In evaluating the claims, the high court considered the context of the 2014 Gartner ranking at the center of the suit. That report laid out vendors' "relative strengths and weaknesses," according to the Connecticut Supreme Court ruling.
"Whether expressed using colorful jargon, numerical or letter grades, stars, or the standard terminology of 'good, better, best,' such ratings appear virtually any place a potential customer might look—in magazines and newsletters, television advertisements, billboards, waiting rooms, websites, and every other conceivable physical or electronic surface," the opinion noted.
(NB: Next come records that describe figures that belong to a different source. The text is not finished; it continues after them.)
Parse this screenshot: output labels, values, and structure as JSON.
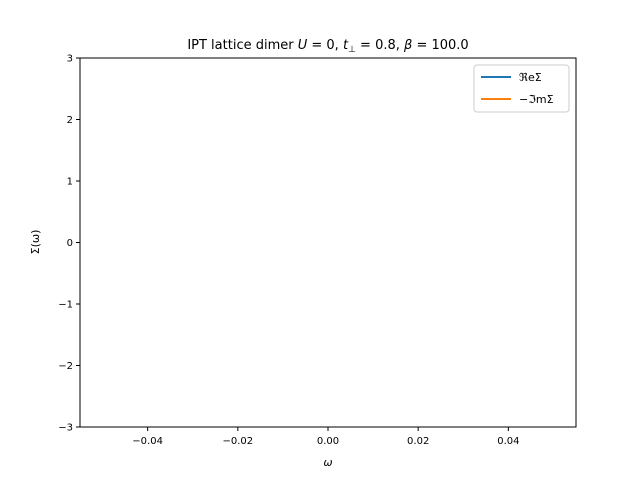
{
  "chart_data": {
    "type": "line",
    "title": "IPT lattice dimer U = 0, t⊥ = 0.8, β = 100.0",
    "title_parts": {
      "prefix": "IPT lattice dimer ",
      "u_sym": "U",
      "u_val": " = 0, ",
      "t_sym": "t",
      "t_sub": "⊥",
      "t_val": " = 0.8, ",
      "b_sym": "β",
      "b_val": " = 100.0"
    },
    "xlabel": "ω",
    "ylabel": "Σ(ω)",
    "xlim": [
      -0.055,
      0.055
    ],
    "ylim": [
      -3,
      3
    ],
    "xticks": [
      -0.04,
      -0.02,
      0.0,
      0.02,
      0.04
    ],
    "xtick_labels": [
      "−0.04",
      "−0.02",
      "0.00",
      "0.02",
      "0.04"
    ],
    "yticks": [
      -3,
      -2,
      -1,
      0,
      1,
      2,
      3
    ],
    "ytick_labels": [
      "−3",
      "−2",
      "−1",
      "0",
      "1",
      "2",
      "3"
    ],
    "grid": false,
    "legend_position": "top-right",
    "series": [
      {
        "name": "ℜeΣ",
        "color": "#1f77b4",
        "x": [],
        "y": []
      },
      {
        "name": "−ℑmΣ",
        "color": "#ff7f0e",
        "x": [],
        "y": []
      }
    ]
  }
}
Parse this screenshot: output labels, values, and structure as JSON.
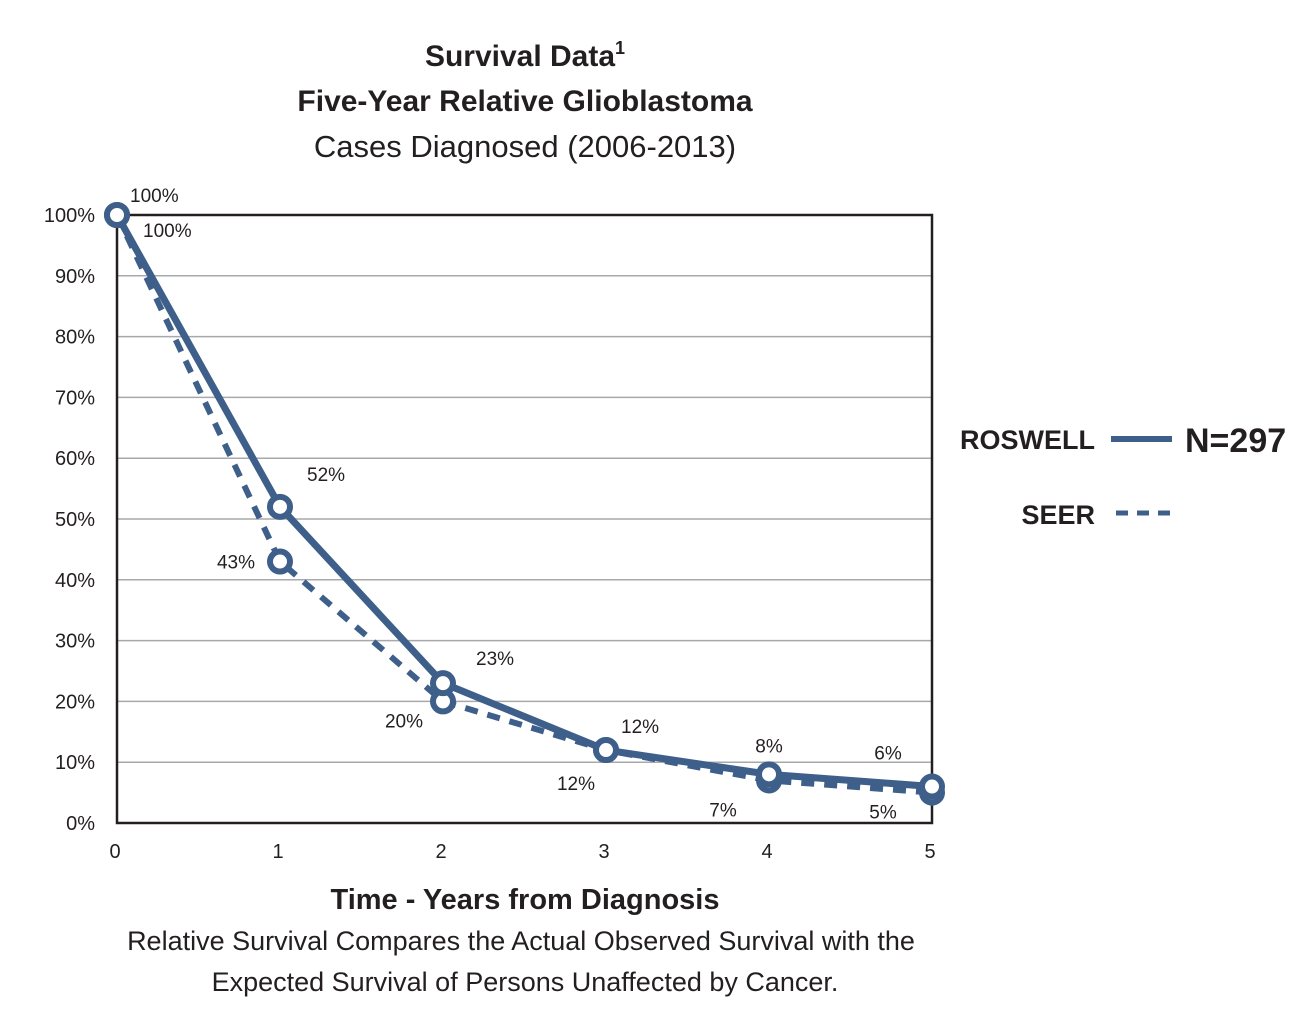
{
  "chart_data": {
    "type": "line",
    "title": "Survival Data",
    "title_superscript": "1",
    "subtitle": "Five-Year Relative Glioblastoma",
    "subtitle2": "Cases Diagnosed (2006-2013)",
    "xlabel": "Time - Years from Diagnosis",
    "caption_lines": [
      "Relative Survival Compares the Actual Observed Survival with the",
      "Expected Survival of Persons Unaffected by Cancer."
    ],
    "x": [
      0,
      1,
      2,
      3,
      4,
      5
    ],
    "x_tick_labels": [
      "0",
      "1",
      "2",
      "3",
      "4",
      "5"
    ],
    "y_tick_labels": [
      "0%",
      "10%",
      "20%",
      "30%",
      "40%",
      "50%",
      "60%",
      "70%",
      "80%",
      "90%",
      "100%"
    ],
    "xlim": [
      0,
      5
    ],
    "ylim": [
      0,
      100
    ],
    "grid": true,
    "legend_position": "right",
    "series": [
      {
        "name": "ROSWELL",
        "style": "solid",
        "color": "#3e5f8a",
        "values": [
          100,
          52,
          23,
          12,
          8,
          6
        ],
        "labels": [
          "100%",
          "52%",
          "23%",
          "12%",
          "8%",
          "6%"
        ],
        "legend_note": "N=297"
      },
      {
        "name": "SEER",
        "style": "dashed",
        "color": "#3e5f8a",
        "values": [
          100,
          43,
          20,
          12,
          7,
          5
        ],
        "labels": [
          "100%",
          "43%",
          "20%",
          "12%",
          "7%",
          "5%"
        ]
      }
    ]
  }
}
But a key question before the justices: Had Gartner ranked vendors based on the amount of consulting services they'd purchased? NetScout claimed the consultant had given "coded" messages indicating as much, but the high court found insufficient evidence for a claim under Connecticut's Unfair Trade Practices Act.
The justices also agreed with Gartner: Its ranking constituted protected speech.
"Different claims in a different context brought by a differently situated plaintiff may fare differently," according to a footnote in the ruling, which cited Abu Dhabi Commercial Bank v. Morgan Stanley—a case that turned on proof that the reviewer had a financial stake and conflict of interest.
The litigation caught the attention of business ethics scholars, the Reporters Committee for Freedom of the Press and the Connecticut Business and Industry Association, which all applied to file amicus briefs.
Attorneys Jason D. Frank, Emily E. Renshaw, James A. Budinetz, Michael T. Ryan, Elizabeth G. Hays and Michael D. Blanchard represented the plaintiff.
Derek L. Shaffer, Andrew M. Zeitlin, Diane C. Polletta, John J. DiMarco, Robert L. Wyld, Patrick M. Fahey, Michael D. Bonanno, Kathleen M. Sullivan and Robert L. Raskopf represented the defendant.